Betreffend Wasserlieferung auf den Tennisplatz besteht ebenfalls ein Dokument - ein Vertrag mit dem damaligen Licht- und Wasserwerk Langnau. Hier steht, dass der Tennisclub pro Jahr 30 Franken als Minimalzins entrichten musste. Datiert ist diese Vereinbarung per 25. Mai 1926. Bis in die 1950er Jahre wurde der Tennisplatz im Winter regelmässig auch als Eisbahn benutzt. 1971 wurde die Anlage mit einem dritten Spielfeld ergänzt und 1985/86 erstellte der Verein das heutige Clubhaus.

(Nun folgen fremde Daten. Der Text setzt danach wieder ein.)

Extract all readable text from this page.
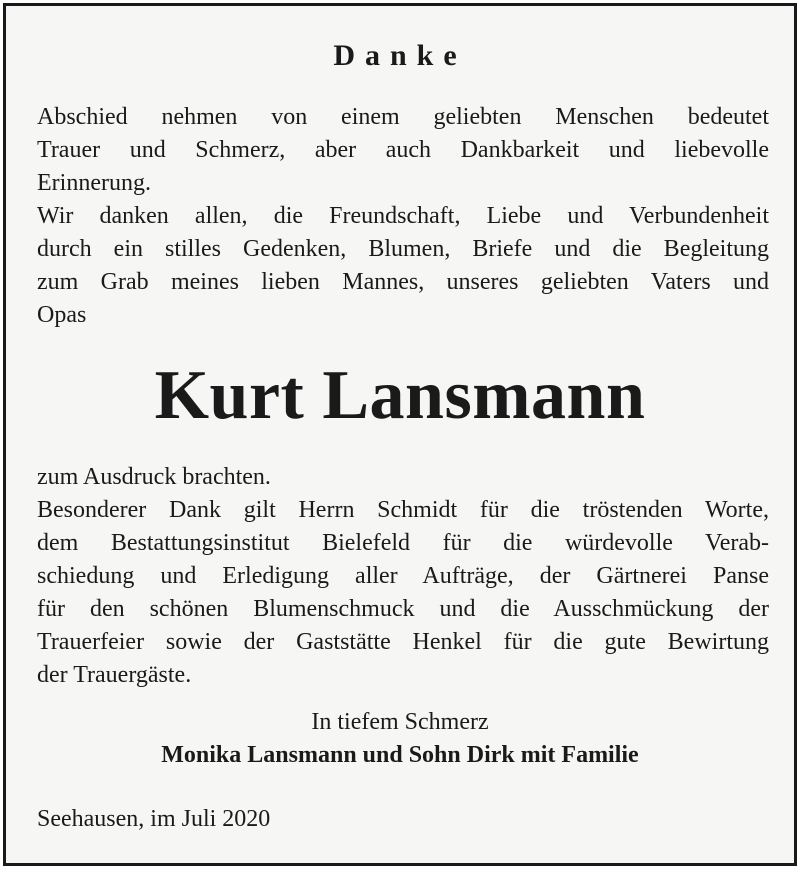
Danke
Abschied nehmen von einem geliebten Menschen bedeutet
Trauer und Schmerz, aber auch Dankbarkeit und liebevolle
Erinnerung.
Wir danken allen, die Freundschaft, Liebe und Verbundenheit
durch ein stilles Gedenken, Blumen, Briefe und die Begleitung
zum Grab meines lieben Mannes, unseres geliebten Vaters und
Opas
Kurt Lansmann
zum Ausdruck brachten.
Besonderer Dank gilt Herrn Schmidt für die tröstenden Worte,
dem Bestattungsinstitut Bielefeld für die würdevolle Verab-
schiedung und Erledigung aller Aufträge, der Gärtnerei Panse
für den schönen Blumenschmuck und die Ausschmückung der
Trauerfeier sowie der Gaststätte Henkel für die gute Bewirtung
der Trauergäste.
In tiefem Schmerz
Monika Lansmann und Sohn Dirk mit Familie
Seehausen, im Juli 2020
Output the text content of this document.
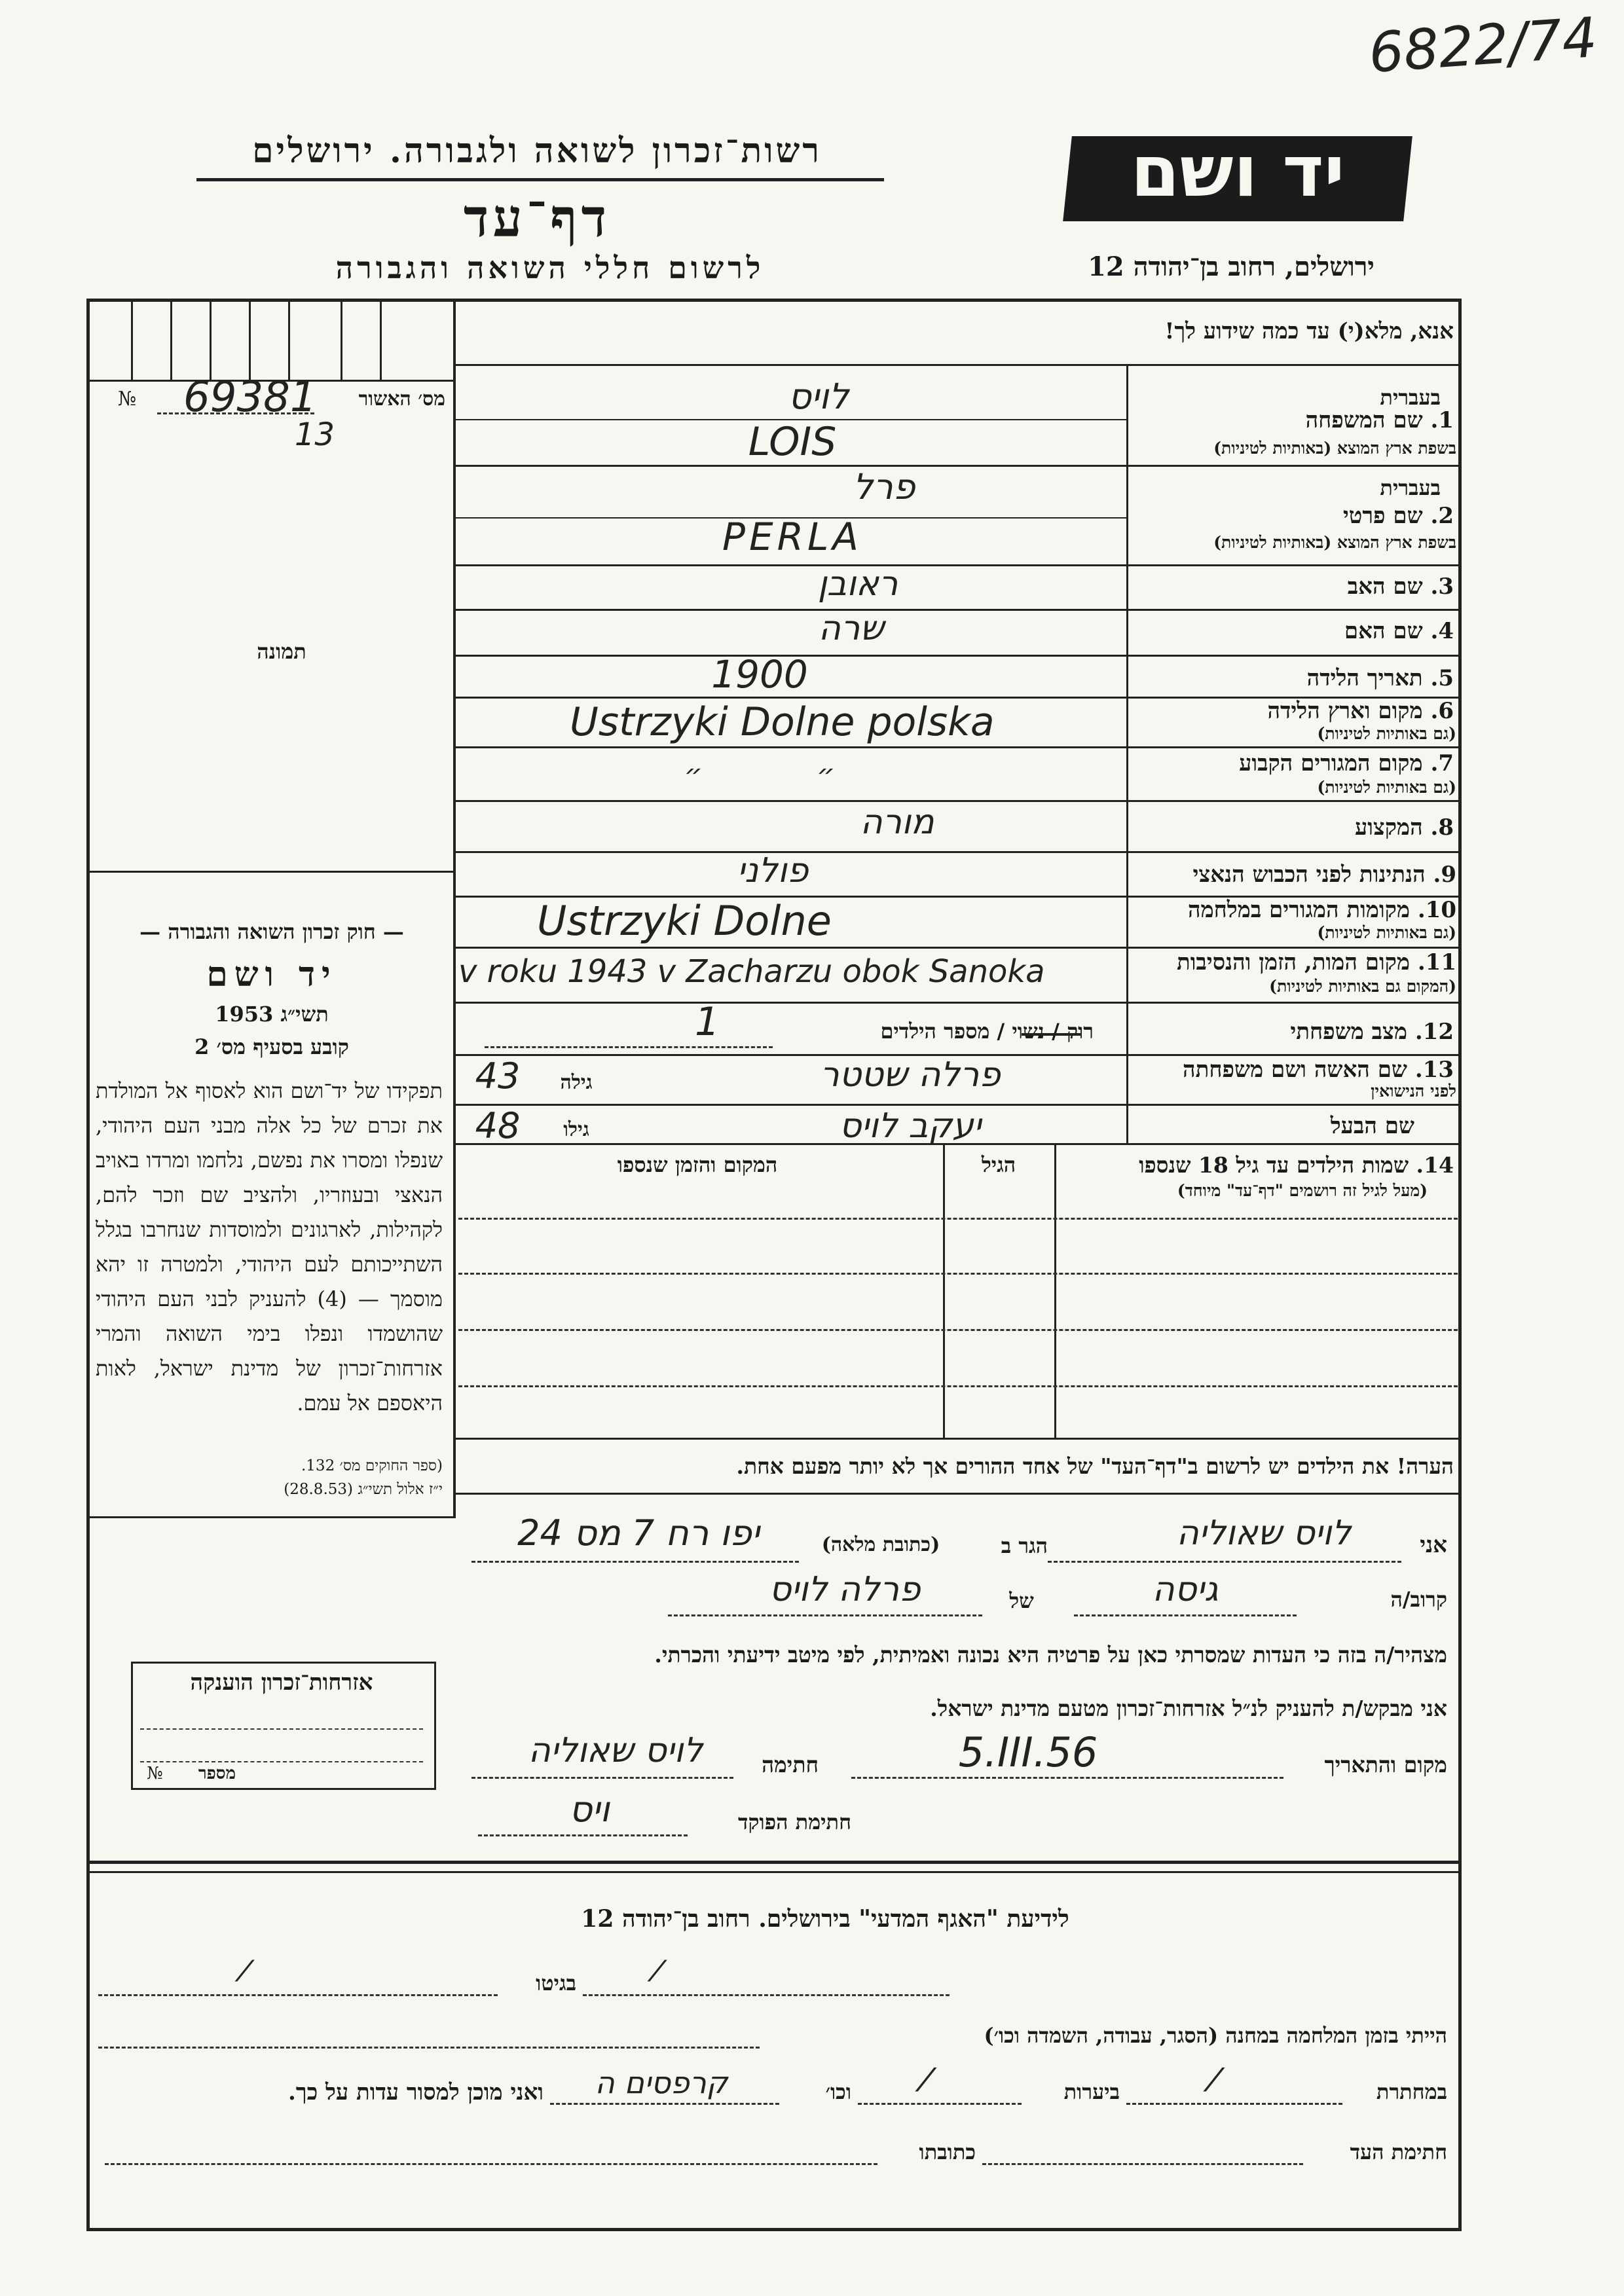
6822/74
רשות־זכרון לשואה ולגבורה. ירושלים
דף־עד
לרשום חללי השואה והגבורה
יד ושם
ירושלים, רחוב בן־יהודה 12
№ 69381
13
מס׳ האשור
תמונה
— חוק זכרון השואה והגבורה —
יד ושם
תשי״ג 1953
קובע בסעיף מס׳ 2
תפקידו של יד־ושם הוא לאסוף אל המולדת את זכרם של כל אלה מבני העם היהודי, שנפלו ומסרו את נפשם, נלחמו ומרדו באויב הנאצי ובעוזריו, ולהציב שם וזכר להם, לקהילות, לארגונים ולמוסדות שנחרבו בגלל השתייכותם לעם היהודי, ולמטרה זו יהא מוסמך — (4) להעניק לבני העם היהודי שהושמדו ונפלו בימי השואה והמרי אזרחות־זכרון של מדינת ישראל, לאות היאספם אל עמם.
(ספר החוקים מס׳ 132.
י״ז אלול תשי״ג (28.8.53)
אזרחות־זכרון הוענקה
№	מספר
אנא, מלא(י) עד כמה שידוע לך!
בעברית
1. שם המשפחה
בשפת ארץ המוצא (באותיות לטיניות)
לויס
LOIS
בעברית
2. שם פרטי
בשפת ארץ המוצא (באותיות לטיניות)
פרל
PERLA
3. שם האב
ראובן
4. שם האם
שרה
5. תאריך הלידה
1900
6. מקום וארץ הלידה
(גם באותיות לטיניות)
Ustrzyki Dolne polska
7. מקום המגורים הקבוע
(גם באותיות לטיניות)
״ ״
8. המקצוע
מורה
9. הנתינות לפני הכבוש הנאצי
פולני
10. מקומות המגורים במלחמה
(גם באותיות לטיניות)
Ustrzyki Dolne
11. מקום המות, הזמן והנסיבות
(המקום גם באותיות לטיניות)
v roku 1943 v Zacharzu obok Sanoka
12. מצב משפחתי
רוק / נשוי / מספר הילדים
1
13. שם האשה ושם משפחתה
לפני הנישואין
פרלה שטטר
גילה
43
שם הבעל
יעקב לויס
גילו
48
14. שמות הילדים עד גיל 18 שנספו
(מעל לגיל זה רושמים "דף־עד" מיוחד)
הגיל
המקום והזמן שנספו
הערה! את הילדים יש לרשום ב"דף־העד" של אחד ההורים אך לא יותר מפעם אחת.
אני
לויס שאוליה
הגר ב
(כתובת מלאה)
יפו רח 7 מס 24
קרוב/ה
גיסה
של
פרלה לויס
מצהיר/ה בזה כי העדות שמסרתי כאן על פרטיה היא נכונה ואמיתית, לפי מיטב ידיעתי והכרתי.
אני מבקש/ת להעניק לנ״ל אזרחות־זכרון מטעם מדינת ישראל.
מקום והתאריך
5.III.56
חתימה
לויס שאוליה
חתימת הפוקד
ויס
לידיעת "האגף המדעי" בירושלים. רחוב בן־יהודה 12
בגיטו	⁄
⁄
הייתי בזמן המלחמה במחנה (הסגר, עבודה, השמדה וכו׳)
במחתרת
⁄
ביערות
⁄
וכו׳
קרפסים ה
ואני מוכן למסור עדות על כך.
חתימת העד
כתובתו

Aushängeschild Thedy Stalder
Das mit Abstand bekannteste und erfolgreichste Mitglied des TCL war der Langnauer Thedy Stalder. Der erfolgreiche Tennisspieler, am 29. Juni 2025 leider verstorben, erspielte sich insgesamt zehn Schweizermeistertitel im Einzel, Doppel und im Interklub mit dem TC Dählhölzli Bern. Dazu spielte er zwischen 1965 und 1969 achtmal für die Schweiz im Daviscup. Stalder galt in den 1960er und 70er Jahren als eines der Top-Talente in der Schweizer Tennisszene. In Neuenegg aufgewachsen, zog Stalder mit seiner Familie nach Langnau und arbeitete hier als Sekundarlehrer. Wie erfolgreich Thedy Stalder Tennis spielte, beweist auch die Tatsache, dass er während 25 Jahren im NLA-Interclub mit dem TC Dählhölzli Bern kein einziges Einzel- oder Doppel-Match verpasst hatte. 1968 liess sich Stalder gar beurlauben, um als Teilzeitprofi an Turnieren in Rom, Hamburg, Prag und Wimbledon teilzunehmen.
Zukunftsträume erlaubt
Aktuell weist der TC Langnau 42 Aktivmitglieder sowie 11 Juniorinnen und Junioren auf. «Unser Klub verzeichnet einen Mitgliederschwund», gibt Präsident Daniel Stalder zu verstehen und warnt für die Zukunft mit den Worten: «Wenn es so weitergeht, wird es schwierig.» Laut Stalder hat der TCL das Tennisareal noch für zehn Jahre im Baurecht. «Was dann kommt, wissen wir aktuell nicht», blickt der Fachlehrer am Oberstufenzentrum Langnau nach vorne. Sein Zukunftstraum ist eine Anlage, auf der nebst Tennis auch andere Rückschlagsportarten wie Squash, Badminton, Tischtennis sowie das sich im Aufwind befindende Padel-Tennis angeboten werden können. Zum Bau einer solchen Anlage in Langnau, dessen ist sich Stalder bewusst, würde die Latte sehr hoch liegen. «Träumen darf man aber immer», sagt der Oberstufenlehrer abschliessend.